Et à ce jeu là, c’est Ich R U qui s’en sort le mieux. Une transe musicale qui oppose constamment la froide voix robotique à une mélodie chaude et réconfortante. Un véritable ascenseur émotionnel entre moments de stase et explosions qui n’est pas sans rappeler le procédé d’un certain Let’s Buy Happiness dans le premier album.

Plus que jamais, Alex Rhida alterne entre mélancolie, mélodie et montée en puissance avant de mettre le coup de poing dans la figure que tout le monde attend.

Et ce coup de poing, c’est Reality, notre coup de cœur incontestable de l’album. Un titre aux riffs techno maléfiques qui ferait penser à du Tron Legacy au pays d’Hadès. Entre le chuchotement démoniaque, les montées en puissance saturées et la mélodie enivrante, ce son donne envie de réveiller les morts et de danser avec eux jusqu’au matin. Tout simplement mortel.

Même la collaboration avec Snoop dans Got It ou encore les grosses lignes de basses de Circus full of Clown amorcent un écart un peu plus hip hop que l’on attendait pas.

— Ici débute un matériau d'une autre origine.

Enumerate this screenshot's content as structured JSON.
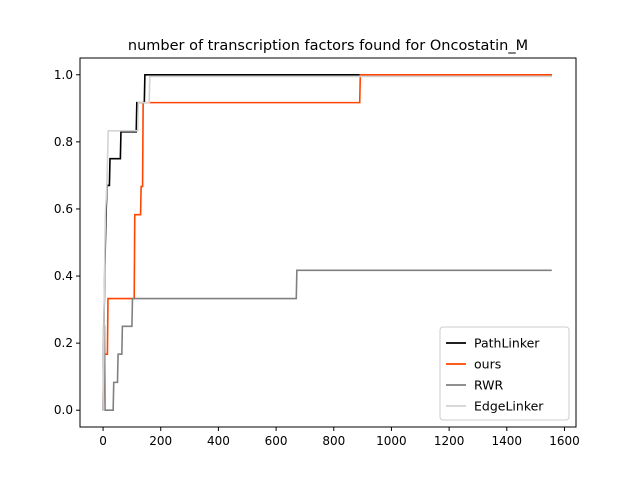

Le tout s’avère pourtant plutôt rafraichissant au milieu de cette apocalypse de basses et de riffs métalliques.

> Voir l’excellent clip de Ich R U

 

Clairement, Out of the black renoue avec les premiers amours de Boys Noize et de son public. Un album puissant, bien loin du gentillet Power qui symbolise le changement dans la continuité. Plus que jamais le berlinois se destine à rester dans la lumière pour faire danser les foules jusqu’au black out.